If you take it slow, kissing and hand holding will come over time when you are comfortable with this.

Figure that you will meet several women before you find one that you really click with.

About who pays… if you invite you pay. If she invites she pays. After the first couple of coffe dates, which you pay for, you can bring this up and discuss it … make a light hearted statement that you have been out of circulation for a while and ask her how it works… suggest that the one who invites is the one who pays.

Personally, I would not go out with a guy who expects that every date will be dutch… I like to be treated on a date. Then when I ask him out I get a kick out of treating my date to something special.


----------



## cloudwithleggs

You sound like you need time, i know the feeling, i need that too.

I am totally happy making a friendship but not meeting yet.
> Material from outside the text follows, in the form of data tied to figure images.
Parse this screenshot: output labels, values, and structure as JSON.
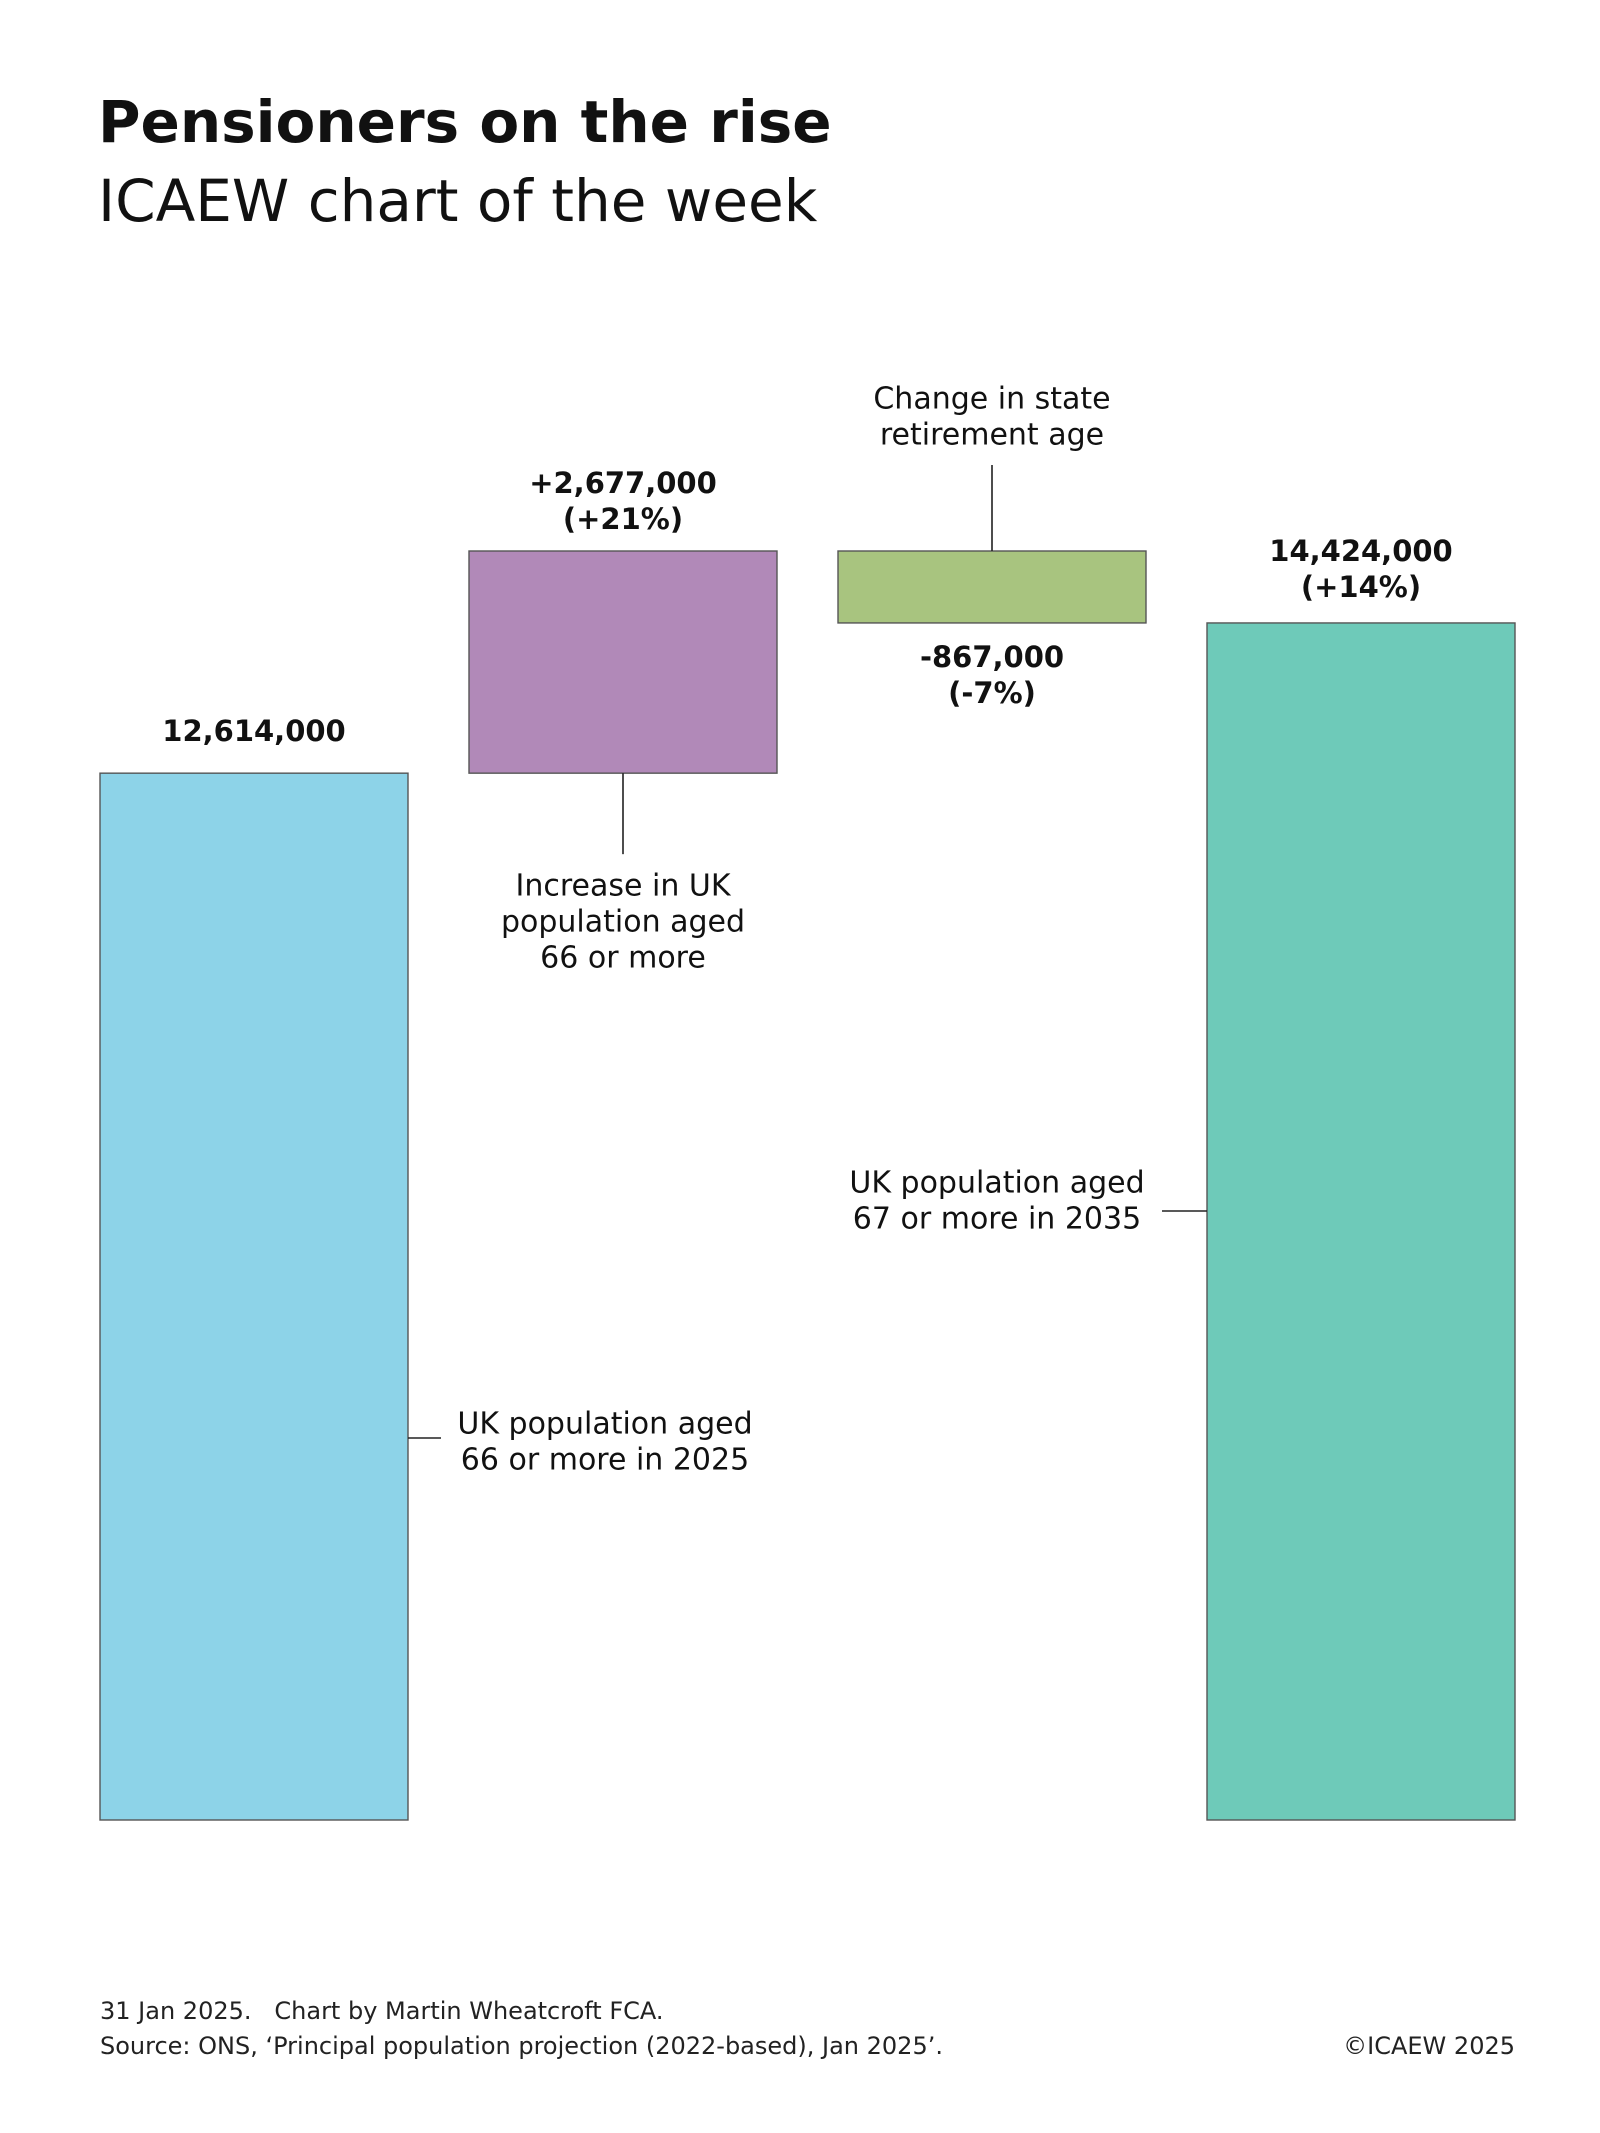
{
  "chart_data": {
    "type": "waterfall",
    "title": "Pensioners on the rise",
    "subtitle": "ICAEW chart of the week",
    "categories": [
      [
        "UK population aged",
        "66 or more in 2025"
      ],
      [
        "Increase in UK",
        "population aged",
        "66 or more"
      ],
      [
        "Change in state",
        "retirement age"
      ],
      [
        "UK population aged",
        "67 or more in 2035"
      ]
    ],
    "values": [
      12614000,
      2677000,
      -867000,
      14424000
    ],
    "value_labels": [
      "12,614,000",
      "+2,677,000",
      "-867,000",
      "14,424,000"
    ],
    "change_labels": [
      null,
      "(+21%)",
      "(-7%)",
      "(+14%)"
    ],
    "colors": [
      "#8dd3e8",
      "#b189b8",
      "#a8c47f",
      "#6ecab9"
    ],
    "footer": {
      "date_credit": "31 Jan 2025.   Chart by Martin Wheatcroft FCA.",
      "source": "Source: ONS, ‘Principal population projection (2022-based), Jan 2025’.",
      "copyright": "©ICAEW 2025"
    }
  }
}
I've pulled all pics of myself off the dating sites i was on and i don't even visit them now.

There is one guy that text's me, but it had already gone sexual and to me it feels wrong because it started on the wrong footing. That and i'm not sure what we have in common, he is not into gaming, i have this feeling he just wants sex, i am going to talk with him this weekend.

I have a high sex drive, so it is tempting to jump straight in, but emotionally i am not ready.

I think i'd be happier with someone that had never seen me before, so no pre conceived ideas and nothing sexual. 

but to find men that just want friendship is nigh on impossible, so diablo 3 is my friend  i'm a barb :smthumbup:

I am british i don't think we are reserved, well the guy texting me is defiantly not reserved and he is british also.


----------



## geek down

cloudwithleggs said:


> but to find men that just want friendship is nigh on impossible, so diablo 3 is my friend  i'm a barb :smthumbup:
> 
> I am british i don't think we are reserved, well the guy texting me is defiantly not reserved and he is british also.


Assassin or Rogue for the win babe!!!


----------



## rumple9

I'm playing Diablo3 too lol its crap


----------